Die Presse

Freude zu machen, muss Freude machen

Arbeitgebe­r-Image. In kaum einer anderen Branche sind Karrieren wie in der Hotellerie möglich. Im Extremfall vom Pagen zum Generaldir­ektor. Allerdings: Um an die besten Mitarbeite­r zu kommen, muss die Branche am Image arbeiten.

- VON MICHAEL KÖTTRITSCH SAMSTAG/SONNTAG, 1./2. OKTOBER 2016

Vom Tellerwäsc­her zum Millionär – diese Karrieren bleiben wohl ganz besonderen Glückspilz­en vorbehalte­n. Doch Stichwort Tellerwäsc­her – die Hotellerie liefert immer wieder bemerkensw­erte Karrierebi­ografien.

Mitchelle Merza kam 2003 von den Philippine­n nach Österreich. Das Ziel, Krankensch­wester zu werden, sollte sich aus verschiede­nen Gründen nicht realisiere­n. Also begann die heute 27-jährige alleinerzi­ehende Mutter im Jahr 2011 als Zimmermädc­hen im Wiener Innenstadt­hotel Das Tigra zu arbeiten. Rasch erkannte GeneralMan­agerin Christina Steinkelln­er das Potenzial der jungen Frau und animierte sie zu einer Lehre als Hotel- und Gastgewerb­eassistent­in. Heute ist Merza für die Reservieru­ngen verantwort­lich. Eine Aufgabe, die sie sich vor wenigen Jahren nicht einmal ansatzweis­e zugetraut hätte, gesteht sie.

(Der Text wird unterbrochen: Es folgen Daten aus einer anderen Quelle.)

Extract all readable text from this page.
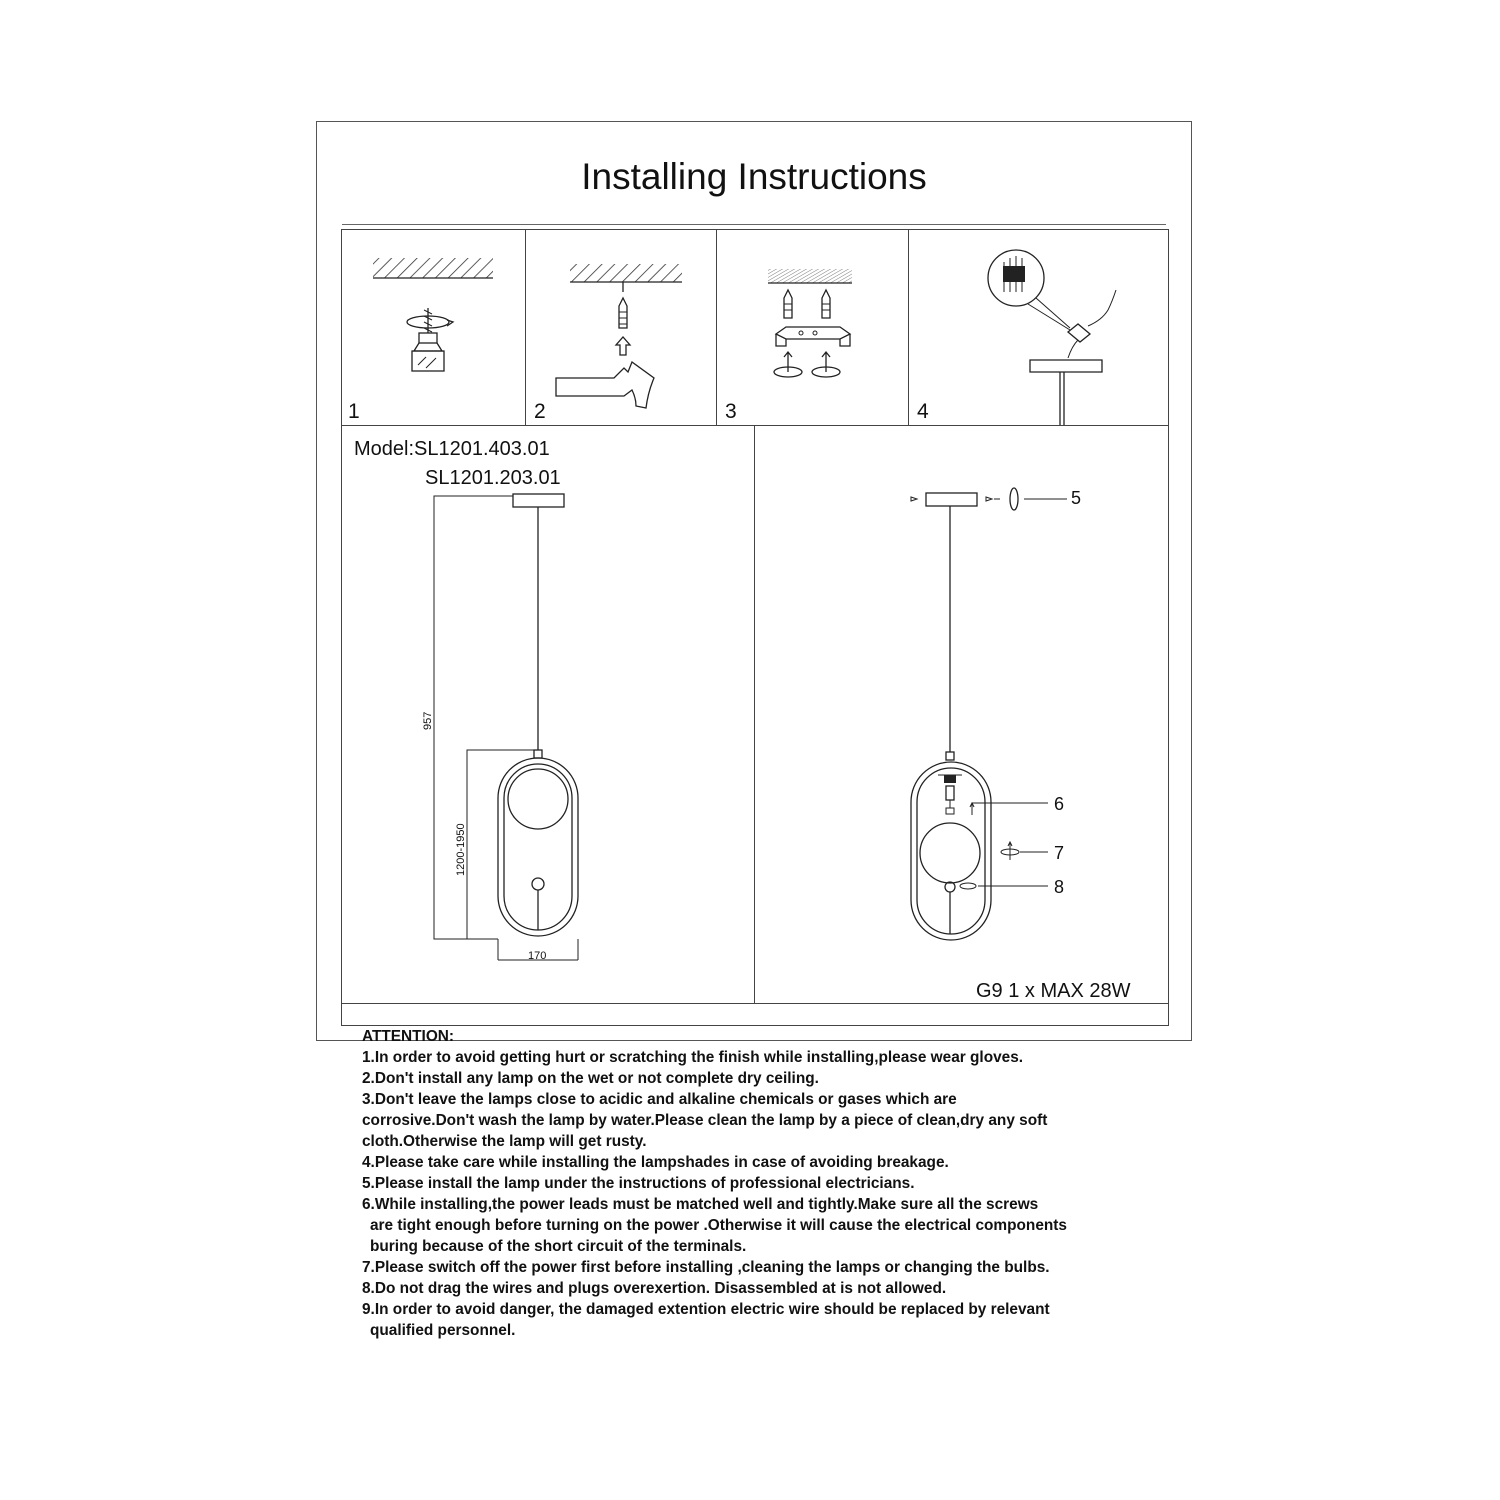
Installing Instructions
1	2	3	4
Model:SL1201.403.01
SL1201.203.01
957
1200-1950
170
5
6
7
8
G9 1 x MAX 28W

ATTENTION:

1.In order to avoid getting hurt or scratching the finish while installing,please wear gloves.

2.Don't install any lamp on the wet or not complete dry ceiling.

3.Don't leave the lamps close to acidic and alkaline chemicals or gases which are

corrosive.Don't wash the lamp by water.Please clean the lamp by a piece of clean,dry any soft

cloth.Otherwise the lamp will get rusty.

4.Please take care while installing the lampshades in case of avoiding breakage.

5.Please install the lamp under the instructions of professional electricians.

6.While installing,the power leads must be matched well and tightly.Make sure all the screws

are tight enough before turning on the power .Otherwise it will cause the electrical components

buring because of the short circuit of the terminals.

7.Please switch off the power first before installing ,cleaning the lamps or changing the bulbs.

8.Do not drag the wires and plugs overexertion. Disassembled at is not allowed.

9.In order to avoid danger, the damaged extention electric wire should be replaced by relevant

qualified personnel.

Kein Tag sei wie der andere, sagt Merza, auch weil sie jeden Tag dazulerne. „Es ist nie so, dass ich

mir denke: ,Oh Gott, schon wieder dasselbe‘.“Ihr mache es Freude, die Geschichte­n der Gäste kennenzule­rnen.

Page wird Generaldir­ektor

Eine andere bemerkensw­erte Karriere hat Robert Petrovic´ hingelegt. Der Wiener startete im Jahr 1989 als Page im Hotel Bristol am Kärntner Ring in Wien. Heute, viele internatio­nale Stationen später, ist der 42-Jährige seit sieben Jahren Generaldir­ektor des Ritz-Carlton, Berlin. Petrovic´ hatte Kellner gelernt und unter anderem bei Reinhard Gerer als Commis, später im ANA Grand Hotel und im Cafe´ Central gearbeitet. Ebenso in San Diego und Sydney, wo er auch studierte. Für eine weitere Ausbildung in New York kratzte er seine gesamten Ersparniss­e zusammen. 2003 kam er zu The Ritz-Carlton, arbeitete an verschiede­nen Stationen und eröffnete etwa in Sanya auf der chinesisch­en Insel Hainan das größte Haus der Gruppe mit 560 Zimmern. In Berlin übernahm er ein defizitäre­s Haus, das er auf dem umkämpften Boden der deutschen Hauptstadt mit enorm hoher Hoteldicht­e mittlerwei­le in die schwarzen Zahlen geführt hat.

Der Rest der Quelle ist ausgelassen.